You know the advice not to go to the grocery story when you're hungry? According to a new study, perhaps you shouldn't go to the grocery store sleepy, either.
"We hypothesized that sleep deprivation's impact on hunger and decision-making would make for the 'perfect storm' with regard to shopping and food purchasing -- leaving individuals hungrier and less capable of employing self-control and higher-level decision-making processes to avoid making impulsive, calorie-driven purchases," study researcher Colin Chapman, M.Sc., of Uppsala University, said in a statement.
The study included 14 normal-weight men who were given about $50 to buy food after a night of normal sleep and then after a night of complete sleep deprivation. The men were given 20 high-calorie and 20 low-calorie food options. All the study participants were fed breakfast before going shopping so that hunger wouldn't be a factor in the experiment.

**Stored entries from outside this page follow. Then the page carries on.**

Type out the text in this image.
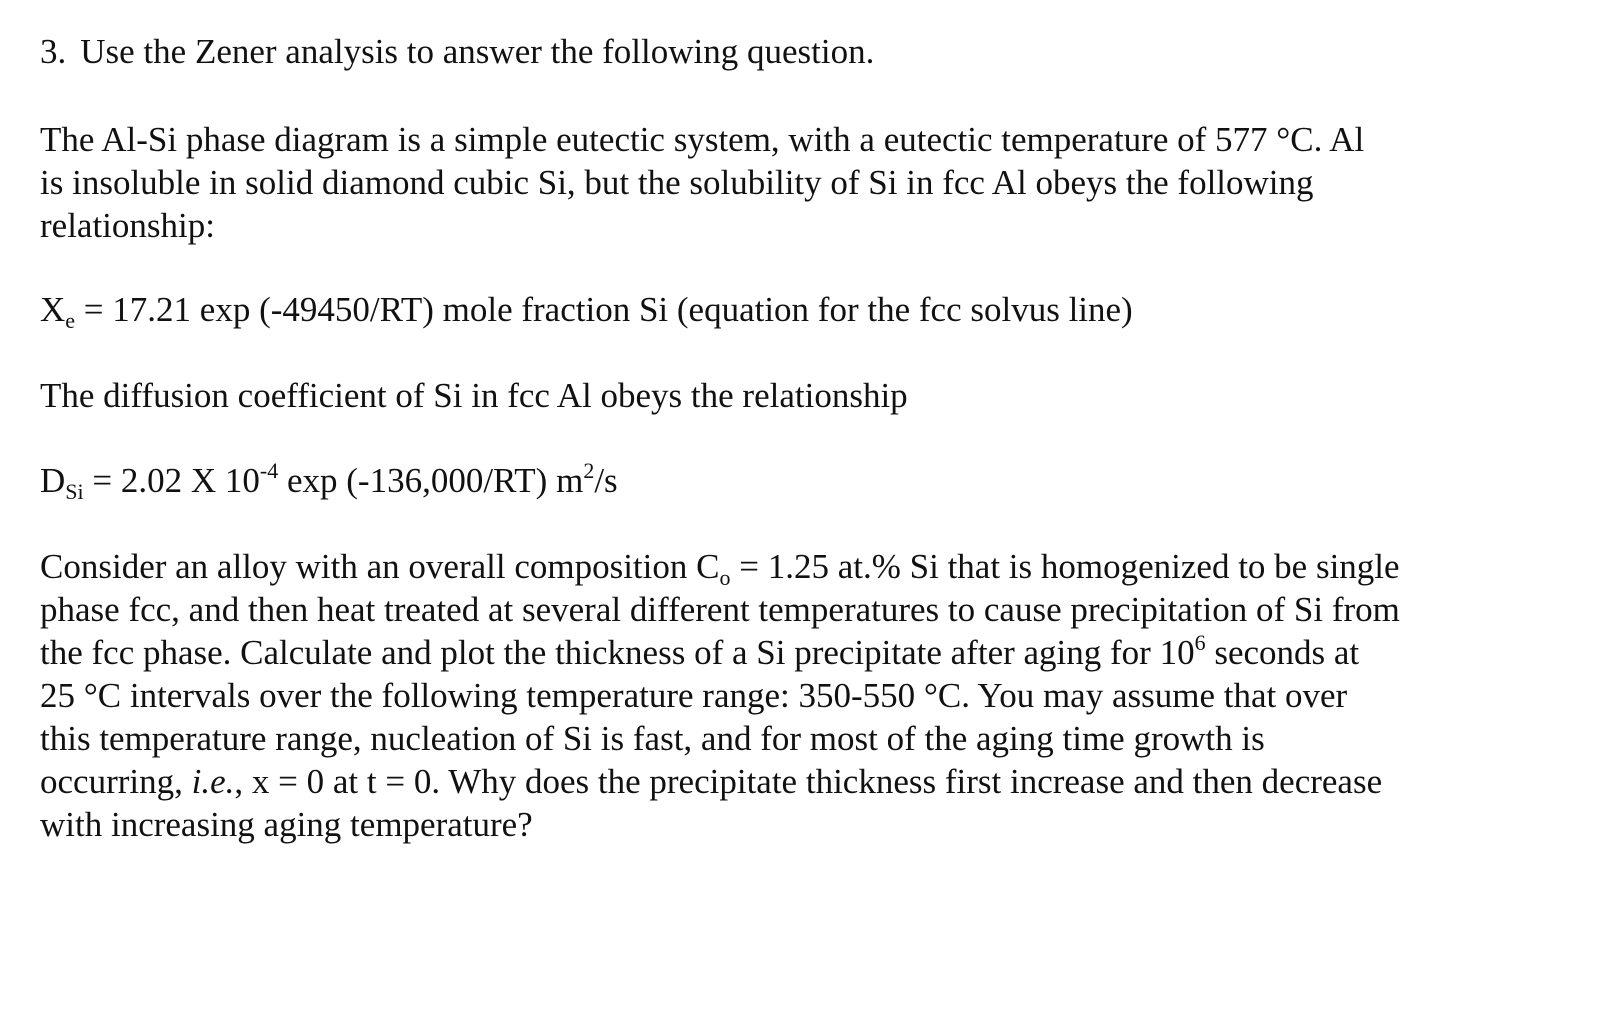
3. Use the Zener analysis to answer the following question.

The Al-Si phase diagram is a simple eutectic system, with a eutectic temperature of 577 °C. Al
is insoluble in solid diamond cubic Si, but the solubility of Si in fcc Al obeys the following
relationship:

$X_e = 17.21$ exp (-49450/RT) mole fraction Si (equation for the fcc solvus line)

The diffusion coefficient of Si in fcc Al obeys the relationship

$D_{Si} = 2.02$ X $10^{-4}$ exp (-136,000/RT) $m^2/s$

Consider an alloy with an overall composition $C_o = 1.25$ at.% Si that is homogenized to be single
phase fcc, and then heat treated at several different temperatures to cause precipitation of Si from
the fcc phase. Calculate and plot the thickness of a Si precipitate after aging for $10^6$ seconds at
25 °C intervals over the following temperature range: 350-550 °C. You may assume that over
this temperature range, nucleation of Si is fast, and for most of the aging time growth is
occurring, i.e., x = 0 at t = 0. Why does the precipitate thickness first increase and then decrease
with increasing aging temperature?
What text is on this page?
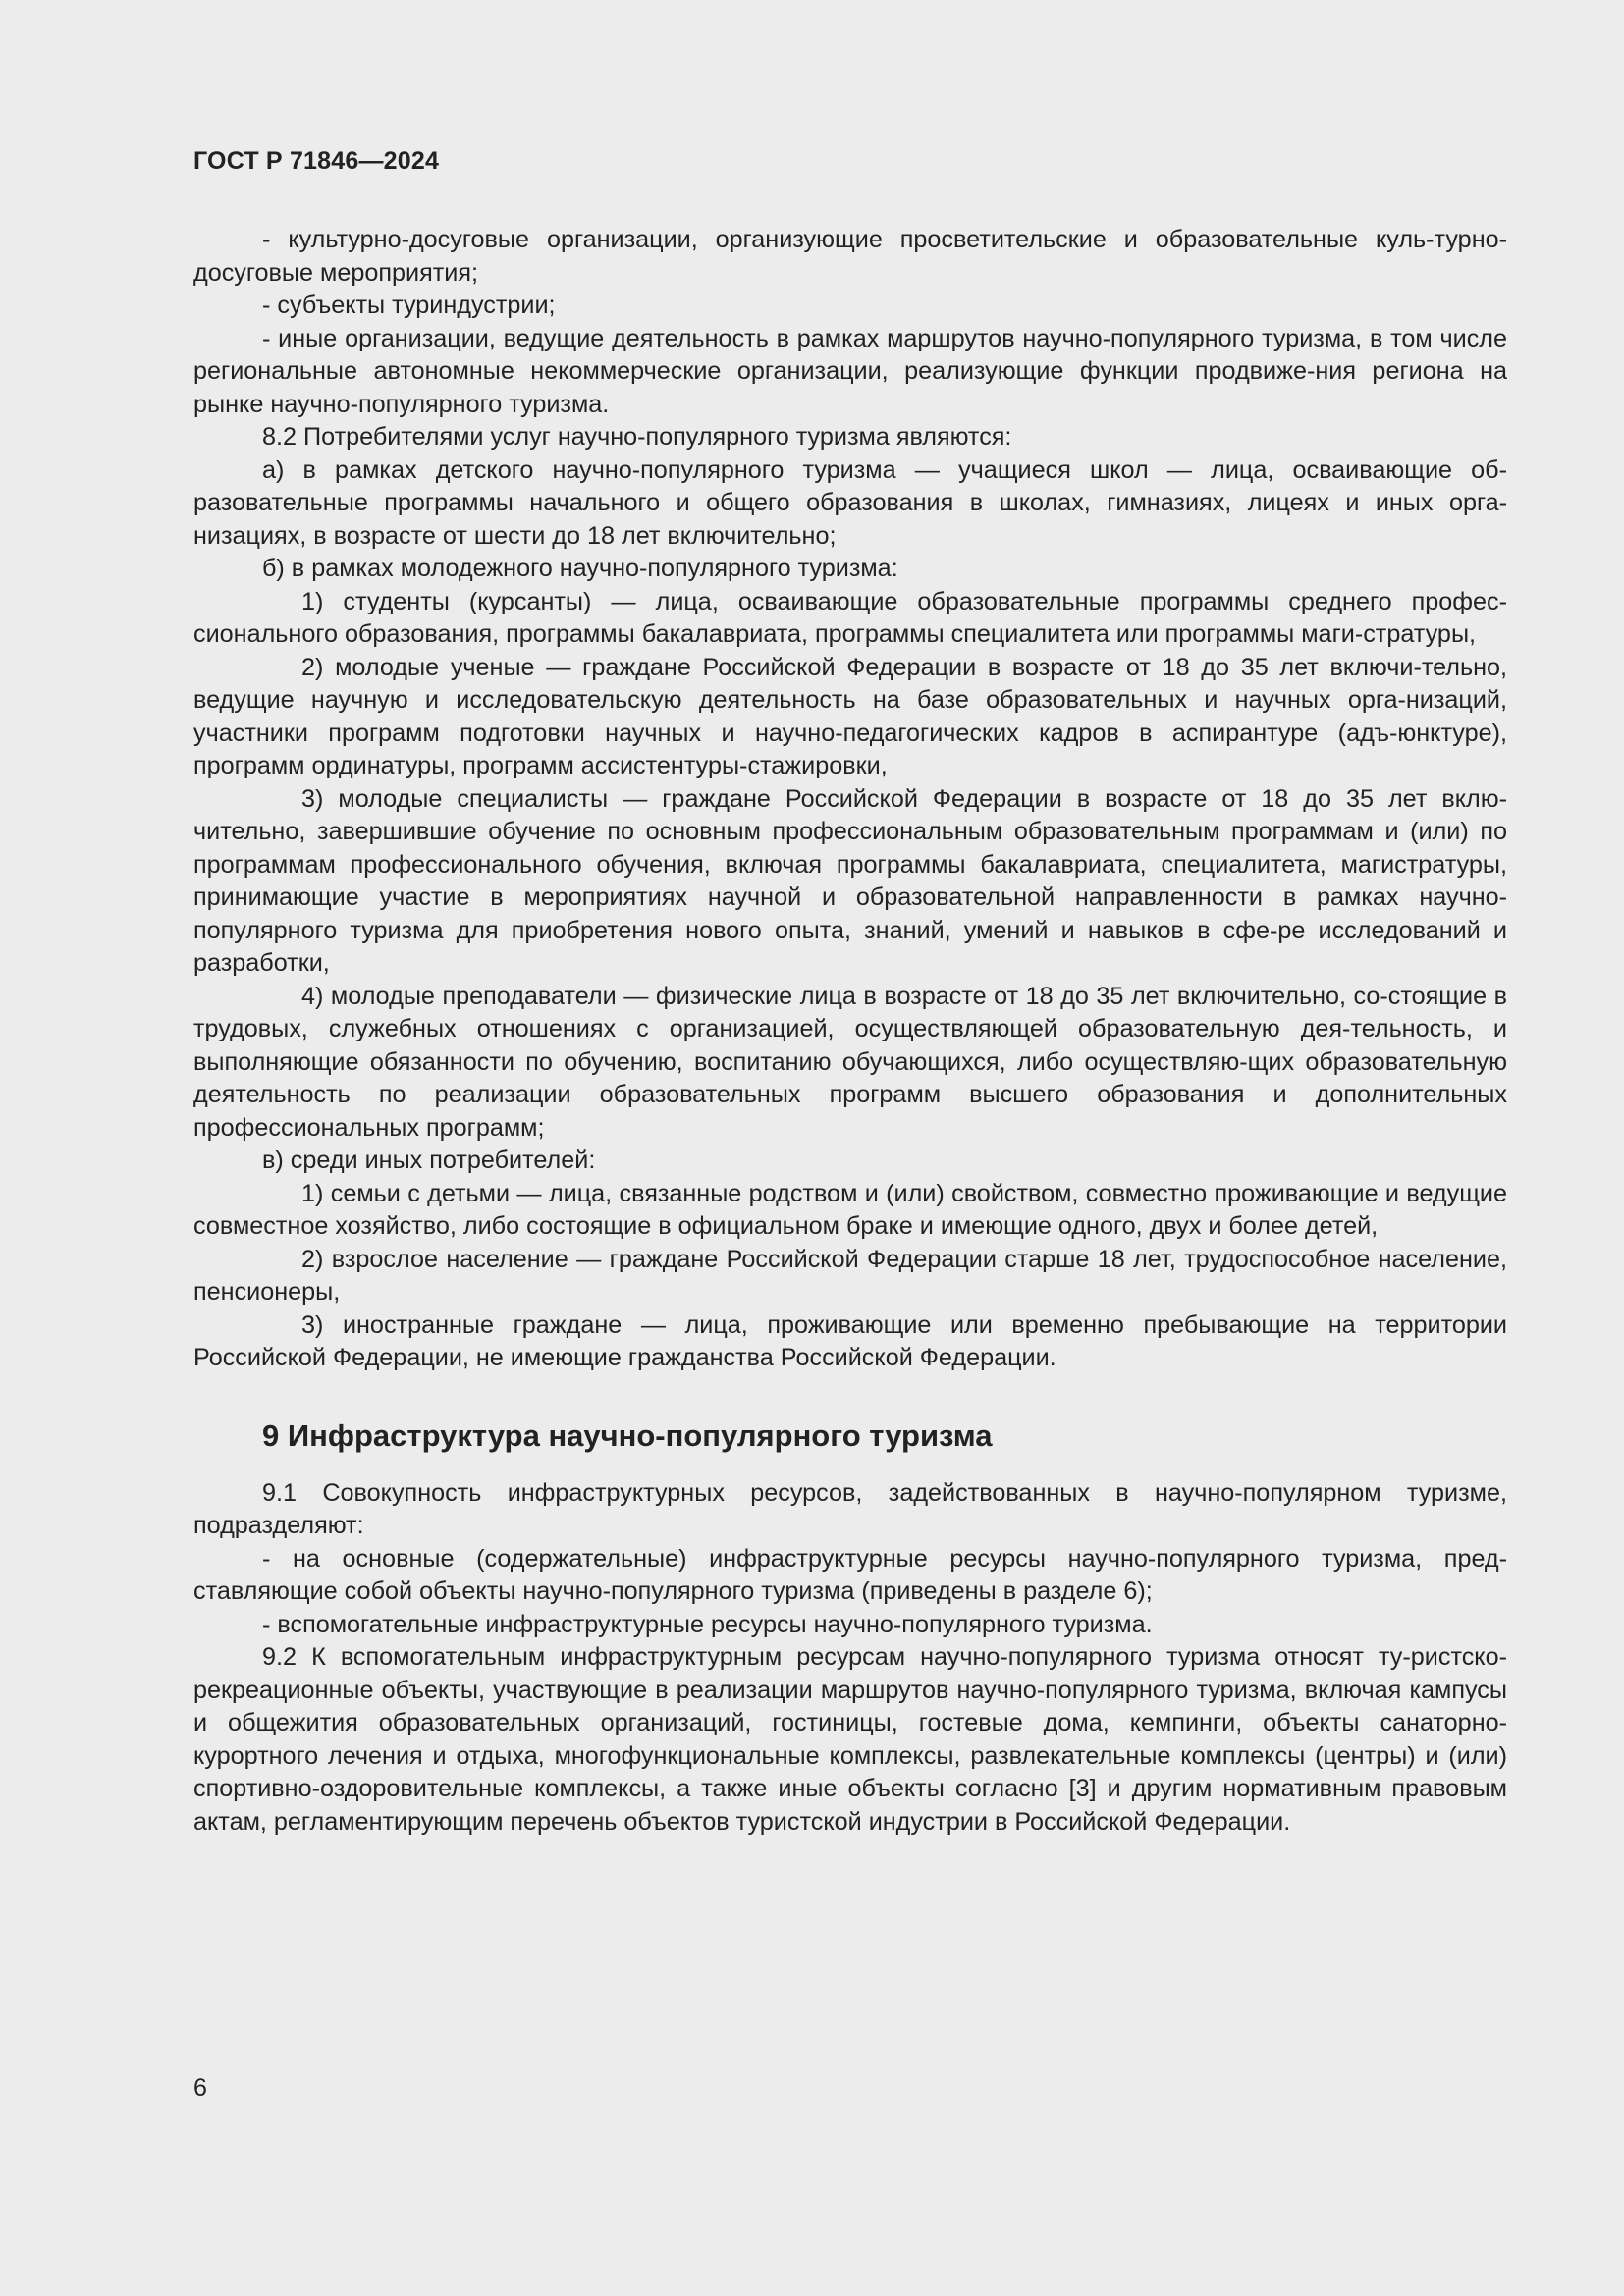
ГОСТ Р 71846—2024

- культурно-досуговые организации, организующие просветительские и образовательные куль-турно-досуговые мероприятия;

- субъекты туриндустрии;

- иные организации, ведущие деятельность в рамках маршрутов научно-популярного туризма, в том числе региональные автономные некоммерческие организации, реализующие функции продвиже-ния региона на рынке научно-популярного туризма.

8.2 Потребителями услуг научно-популярного туризма являются:

а) в рамках детского научно-популярного туризма — учащиеся школ — лица, осваивающие об-разовательные программы начального и общего образования в школах, гимназиях, лицеях и иных орга-низациях, в возрасте от шести до 18 лет включительно;

б) в рамках молодежного научно-популярного туризма:

1) студенты (курсанты) — лица, осваивающие образовательные программы среднего профес-сионального образования, программы бакалавриата, программы специалитета или программы маги-стратуры,

2) молодые ученые — граждане Российской Федерации в возрасте от 18 до 35 лет включи-тельно, ведущие научную и исследовательскую деятельность на базе образовательных и научных орга-низаций, участники программ подготовки научных и научно-педагогических кадров в аспирантуре (адъ-юнктуре), программ ординатуры, программ ассистентуры-стажировки,

3) молодые специалисты — граждане Российской Федерации в возрасте от 18 до 35 лет вклю-чительно, завершившие обучение по основным профессиональным образовательным программам и (или) по программам профессионального обучения, включая программы бакалавриата, специалитета, магистратуры, принимающие участие в мероприятиях научной и образовательной направленности в рамках научно-популярного туризма для приобретения нового опыта, знаний, умений и навыков в сфе-ре исследований и разработки,

4) молодые преподаватели — физические лица в возрасте от 18 до 35 лет включительно, со-стоящие в трудовых, служебных отношениях с организацией, осуществляющей образовательную дея-тельность, и выполняющие обязанности по обучению, воспитанию обучающихся, либо осуществляю-щих образовательную деятельность по реализации образовательных программ высшего образования и дополнительных профессиональных программ;

в) среди иных потребителей:

1) семьи с детьми — лица, связанные родством и (или) свойством, совместно проживающие и ведущие совместное хозяйство, либо состоящие в официальном браке и имеющие одного, двух и более детей,

2) взрослое население — граждане Российской Федерации старше 18 лет, трудоспособное население, пенсионеры,

3) иностранные граждане — лица, проживающие или временно пребывающие на территории Российской Федерации, не имеющие гражданства Российской Федерации.

9 Инфраструктура научно-популярного туризма

9.1 Совокупность инфраструктурных ресурсов, задействованных в научно-популярном туризме, подразделяют:

- на основные (содержательные) инфраструктурные ресурсы научно-популярного туризма, пред-ставляющие собой объекты научно-популярного туризма (приведены в разделе 6);

- вспомогательные инфраструктурные ресурсы научно-популярного туризма.

9.2 К вспомогательным инфраструктурным ресурсам научно-популярного туризма относят ту-ристско-рекреационные объекты, участвующие в реализации маршрутов научно-популярного туризма, включая кампусы и общежития образовательных организаций, гостиницы, гостевые дома, кемпинги, объекты санаторно-курортного лечения и отдыха, многофункциональные комплексы, развлекательные комплексы (центры) и (или) спортивно-оздоровительные комплексы, а также иные объекты согласно [3] и другим нормативным правовым актам, регламентирующим перечень объектов туристской индустрии в Российской Федерации.

6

Researchers found that the men purchased 9 percent more calories and 18 percent more grams of food after the night of sleep deprivation, as compared to after the night of restful sleep.
Previous research has demonstrated links between sleep deprivation and food intake. One study, conducted by researchers at the University of California, Berkeley, showed that sleep deprivation not only makes people want junk food more than healthy food, but it also altered brain activity by impairing the decision-making region of the brain and increasing activity in a reward-linked region.
And a study from University of Colorado at Boulder researchers found that sleeping less than five hours a night for a week is linked with eating more calories from snacks after dinner. A similar study from University of Pennsylvania researchers showed that getting insufficient sleep at night (four to five hours) is linked with consuming more calories in the form of late-night snacks.